Cependant, puisque nous avons prononcé le mot de Cook, n’imaginons pas que les marins de toutes les nations ont la même chair devant l’étreinte de l’exotisme. Rappelons-nous comment la petite fleur bleue ne pousse que sur le sol français. Il serait malaisé de prétendre connaître exactement les frissons saxons, germains ou slaves. Peut-être le masque d’impassibilité des autres races que la race latine conserve-t-il des tendresses insoupçonnées pour le lointain ou des arrachements aussi saignants que celui de Rara-Hu. C’est peu probable. En tous cas, Italiens et Espagnols ne paraissent point suffisamment retournés par le charme de l’exotisme pour qu’un Loti y puisse germer, et il semble qu’ils ne comprennent guère l’essence de son adorable génie.
Seules les haines, les jalousies, les puérilités, les folies de l’amour français se transportent dans la sérénité des Iles. Et, ainsi que dans la statistique d’Europe, le bilan des catastrophes passionnelles se solde par un passif au désavantage de la France ou plutôt de ses officiers. Car, pour les chairs chaudes et les cœurs simples des matelots, le mirage affolant est le même, et, depuis l’ère des découvertes, la proportion des déserteurs, grisés par la douceur australe, doit être pareille dans toutes les marines.

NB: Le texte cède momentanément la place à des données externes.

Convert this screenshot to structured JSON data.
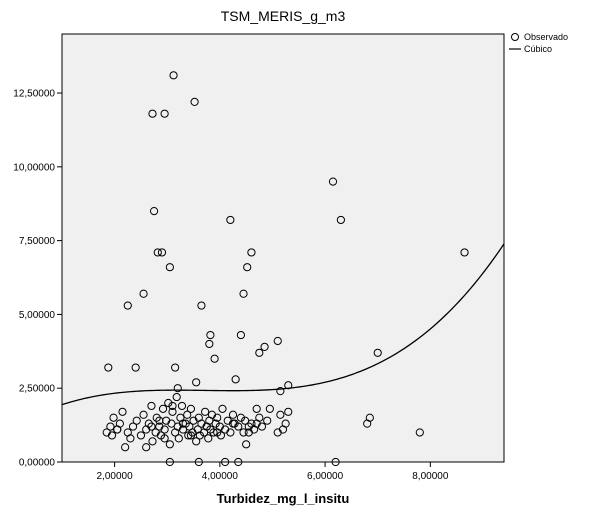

Pardonnables, respectables même, seraient l’ardeur et la tendresse enfantine de ces passades lointaines, si elles correspondaient à l’éternelle recherche de l’unisson. Oui, il importerait peu, et les tiers sceptiques n’auraient alors aucun droit à juger que la science de volupté est nulle dans l’exotisme, que la caresse y est monotone, que les chairs y sont sans imprévu. Etre amant et maîtresse, mettre entre soi l’infini de ces deux mots, ne suppose pas absolument le devoir et la hantise de faire vibrer toutes les cordes de la lyre. Aussi bien que sur le sol de France les hyménées attendries jailliraient vers les « deux fondus en un », à Tonga ou bien à Diégo, à Tien-Tsin ou bien à Manille.
Hélas ! L’inquiétude d’un geste qui froisse l’étreinte, la félicité de voir des yeux qui voient comme les nôtres, l’angoisse du désir partagé, la supplication humble ou passionnée, l’accord parfait, lettre morte que tout cela pour les hallucinés d’exotisme ! Ils embellissent leur spasme en le sertissant dans un cadre splendide, c’est tout.
D’ailleurs elles, congaïs, mousmés, vahinés, petites dispensatrices de rêve, leur donnent généreusement l’illusion haïssable. Mais s’ils peuvent croire à leur communion c’est qu’ils n’auront jamais visité l’éden le plus complet d’entre ceux semés sur la mer Pacifique, la terre qui semble pétrie de volupté, et où la langue n’a pas de mots pour traduire le mot « baiser ».